Based on the science posted above about IGF-1 biochemistry and effects, the following points stand out as a base to fashion a good IGF-1 treatment protocol. Firstly, the most important effect to be sought is myoblast mitosis, as ONLY IGF-1 can achieve this effect, arguably the single most important thing for bodybuilding. Anything else should be seen as a bonus. Secondly, you want to use just enough IGF-1 to initiate mitosis in the target muscle and avoid spillover of the peptide to systemic distribution where probability says it will grow your guts instead of your muscles. This stuff is far from free and "GH guts" are far from aesthetic. Thirdly, you want this quantity of IGF-1 to be in as small a volume of liquid as practical. Fourthly, you want to administer the IGF-1 immediately postworkout when the receptors are maximally stimulated. Any other administration timing is suboptimal.
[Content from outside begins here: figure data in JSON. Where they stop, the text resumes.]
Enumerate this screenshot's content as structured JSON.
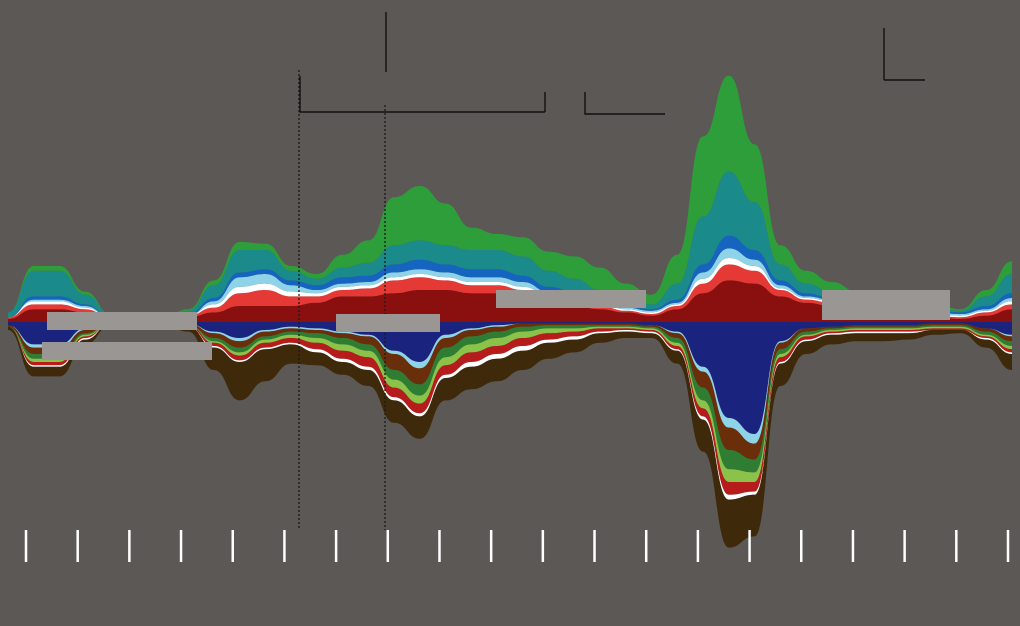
{
  "chart_data": {
    "type": "area",
    "subtype": "streamgraph",
    "title": "",
    "xlabel": "",
    "ylabel": "",
    "grid": false,
    "legend": "none",
    "x": [
      0,
      0.5,
      1,
      1.5,
      2,
      2.5,
      3,
      3.5,
      4,
      4.5,
      5,
      5.5,
      6,
      6.5,
      7,
      7.5,
      8,
      8.5,
      9,
      9.5,
      10,
      10.5,
      11,
      11.5,
      12,
      12.5,
      13,
      13.5,
      14,
      14.5,
      15,
      15.5,
      16,
      16.5,
      17,
      17.5,
      18,
      18.5,
      19,
      19.5
    ],
    "xlim": [
      0,
      19.5
    ],
    "tick_count": 20,
    "baseline_y": 322,
    "series": [
      {
        "color": "#1a237e",
        "side": "below",
        "values": [
          2,
          14,
          14,
          4,
          1,
          0,
          0,
          1,
          6,
          10,
          5,
          3,
          4,
          6,
          8,
          18,
          25,
          8,
          4,
          2,
          1,
          1,
          1,
          1,
          1,
          2,
          6,
          28,
          60,
          70,
          12,
          4,
          3,
          2,
          2,
          2,
          1,
          1,
          4,
          8
        ]
      },
      {
        "color": "#8fd3e8",
        "side": "below",
        "values": [
          0,
          2,
          2,
          1,
          0,
          0,
          0,
          0,
          1,
          2,
          1,
          1,
          1,
          1,
          1,
          2,
          4,
          2,
          1,
          1,
          0,
          0,
          0,
          0,
          0,
          0,
          1,
          3,
          6,
          6,
          1,
          0,
          0,
          0,
          0,
          0,
          0,
          0,
          0,
          1
        ]
      },
      {
        "color": "#6a2e0a",
        "side": "below",
        "values": [
          1,
          4,
          4,
          2,
          0,
          0,
          0,
          1,
          3,
          4,
          3,
          2,
          2,
          3,
          5,
          10,
          10,
          6,
          4,
          3,
          2,
          1,
          1,
          1,
          1,
          1,
          3,
          10,
          14,
          10,
          4,
          2,
          1,
          1,
          1,
          1,
          1,
          1,
          2,
          3
        ]
      },
      {
        "color": "#2e7d32",
        "side": "below",
        "values": [
          0,
          3,
          3,
          1,
          0,
          0,
          0,
          0,
          2,
          3,
          2,
          2,
          3,
          4,
          4,
          6,
          7,
          6,
          5,
          4,
          3,
          2,
          2,
          1,
          1,
          1,
          3,
          8,
          12,
          8,
          3,
          2,
          1,
          1,
          1,
          1,
          1,
          1,
          2,
          3
        ]
      },
      {
        "color": "#8bc34a",
        "side": "below",
        "values": [
          0,
          2,
          2,
          1,
          0,
          0,
          0,
          0,
          1,
          2,
          2,
          2,
          3,
          4,
          4,
          5,
          5,
          5,
          5,
          5,
          4,
          3,
          2,
          1,
          1,
          1,
          2,
          5,
          8,
          6,
          2,
          1,
          1,
          1,
          1,
          1,
          1,
          1,
          1,
          2
        ]
      },
      {
        "color": "#b71c1c",
        "side": "below",
        "values": [
          0,
          2,
          2,
          1,
          0,
          0,
          0,
          1,
          2,
          3,
          3,
          3,
          4,
          5,
          6,
          6,
          6,
          6,
          6,
          5,
          5,
          4,
          3,
          2,
          1,
          1,
          2,
          5,
          8,
          6,
          3,
          2,
          1,
          1,
          1,
          1,
          1,
          1,
          1,
          2
        ]
      },
      {
        "color": "#ffffff",
        "side": "below",
        "values": [
          0,
          1,
          1,
          1,
          0,
          0,
          0,
          0,
          1,
          1,
          1,
          1,
          2,
          2,
          2,
          2,
          2,
          2,
          3,
          3,
          3,
          2,
          2,
          1,
          1,
          1,
          1,
          2,
          3,
          2,
          1,
          1,
          1,
          1,
          1,
          1,
          0,
          0,
          1,
          1
        ]
      },
      {
        "color": "#3e2a0a",
        "side": "below",
        "values": [
          2,
          6,
          6,
          3,
          1,
          1,
          1,
          3,
          14,
          24,
          20,
          12,
          8,
          8,
          10,
          14,
          14,
          14,
          14,
          14,
          12,
          10,
          8,
          6,
          4,
          3,
          8,
          20,
          30,
          26,
          14,
          8,
          6,
          5,
          5,
          4,
          3,
          2,
          5,
          10
        ]
      },
      {
        "color": "#8a1010",
        "side": "above",
        "values": [
          2,
          8,
          8,
          6,
          2,
          1,
          1,
          3,
          6,
          10,
          10,
          10,
          12,
          16,
          16,
          18,
          20,
          20,
          18,
          18,
          16,
          12,
          10,
          8,
          6,
          4,
          8,
          18,
          26,
          24,
          16,
          12,
          10,
          8,
          6,
          4,
          3,
          2,
          4,
          8
        ]
      },
      {
        "color": "#e53935",
        "side": "above",
        "values": [
          1,
          3,
          3,
          2,
          1,
          0,
          0,
          1,
          3,
          8,
          10,
          6,
          4,
          4,
          5,
          8,
          8,
          6,
          5,
          5,
          4,
          3,
          3,
          2,
          1,
          1,
          2,
          6,
          10,
          8,
          4,
          2,
          2,
          1,
          1,
          1,
          1,
          1,
          2,
          3
        ]
      },
      {
        "color": "#ffffff",
        "side": "above",
        "values": [
          0,
          2,
          2,
          1,
          0,
          0,
          0,
          0,
          2,
          4,
          4,
          3,
          2,
          2,
          2,
          2,
          2,
          2,
          2,
          2,
          2,
          2,
          1,
          1,
          1,
          1,
          1,
          3,
          4,
          3,
          1,
          1,
          1,
          1,
          1,
          1,
          1,
          1,
          1,
          2
        ]
      },
      {
        "color": "#8fd3e8",
        "side": "above",
        "values": [
          0,
          1,
          1,
          1,
          0,
          0,
          0,
          0,
          2,
          6,
          6,
          4,
          2,
          2,
          2,
          3,
          3,
          3,
          3,
          3,
          3,
          2,
          2,
          1,
          1,
          1,
          1,
          4,
          6,
          4,
          2,
          1,
          1,
          1,
          1,
          1,
          1,
          1,
          1,
          2
        ]
      },
      {
        "color": "#1565c0",
        "side": "above",
        "values": [
          0,
          2,
          2,
          1,
          0,
          0,
          0,
          1,
          2,
          3,
          3,
          3,
          3,
          4,
          4,
          5,
          6,
          5,
          5,
          5,
          4,
          3,
          3,
          2,
          1,
          1,
          2,
          5,
          8,
          6,
          3,
          2,
          1,
          1,
          1,
          1,
          1,
          1,
          2,
          3
        ]
      },
      {
        "color": "#1a8a8a",
        "side": "above",
        "values": [
          3,
          16,
          16,
          6,
          2,
          1,
          1,
          2,
          8,
          14,
          12,
          6,
          4,
          6,
          8,
          12,
          12,
          12,
          12,
          12,
          12,
          10,
          8,
          6,
          4,
          3,
          10,
          30,
          40,
          30,
          10,
          6,
          4,
          3,
          2,
          2,
          2,
          1,
          6,
          12
        ]
      },
      {
        "color": "#2e9e3a",
        "side": "above",
        "values": [
          0,
          3,
          3,
          2,
          0,
          0,
          0,
          1,
          3,
          5,
          4,
          3,
          3,
          8,
          14,
          30,
          34,
          26,
          14,
          10,
          12,
          12,
          14,
          14,
          10,
          6,
          18,
          50,
          60,
          36,
          12,
          8,
          6,
          4,
          3,
          2,
          2,
          1,
          4,
          8
        ]
      }
    ]
  }
}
Now because IGF-1 treated cells leech glucose from the bloodstream like crazy, it is possible to go into hypoglycemia from IGF-1 supplementation. Feed carbs steadily from the time of the injection up until about 6-8 hours afterwards or whenever glycemia stabilizes. This is effect is dose-dependent.

Fourthly, Storage

*Study conducted by Gropep

The stability of a liquid solution of LR3IGF-I was monitored for a period of two years at storage conditions of -20 C, +4 C, +22 C, and +37 C. The final concentration of LR3IGF-I was in acetic acid. At various time points, samples were taken and compared to a lyophilized control (stored at 4 C). Listed below are the stability results for each respective storage condition.
Storage Condition: -20 C (-4 F)
Biological Potency No Change up to 2 years
Immunological Activity No Change up to 2 years
Mobility of protein No Change up to 2 years
Elution Profile by reversed phased HPLC No Change up to 2 years

Storage Condition: +4 C (39.2 F)
Biological Potency No Change up to 2 years
Immunological Activity No Change up to 2 years
Mobility of protein No Change up to 2 years
Elution Profile by reversed phased HPLC No Change up to 2 years

Storage Condition: +22 C (71.6 F)
Biological Potency No Change up to 2 years
Immunological Activity No Change up to 2 years
Mobility of protein No Change up to 2 years
Elution Profile by reversed phased HPLC No Change up to 2 years

Storage Condition: +37 C (98.6 F)
Biological Potency No Change up to 1 year
Immunological Activity No Change up to 1 year
Mobility of protein No Change up to 1 year
Elution Profile by reversed phased HPLC No Change up to 1 year

In conclusion, there is no significant difference in the potency of LR3IGF-I associated with the storage of the liquid formulation when stored at this range of temperatures. There is no evidence for loss of biological activity at any of the tested temperatures when stored as a liquid product. As you can see IGF can be quite stable for even a year at room temperature, but if you want to keep it around for a while then stick it into the fridge. So the best way to store LR3 that is suspended in BA (benzoic acid) is in the freezer. The BA won’t allow it to freeze. And if you have it suspended in AA (acetic acid), store it in the fridge.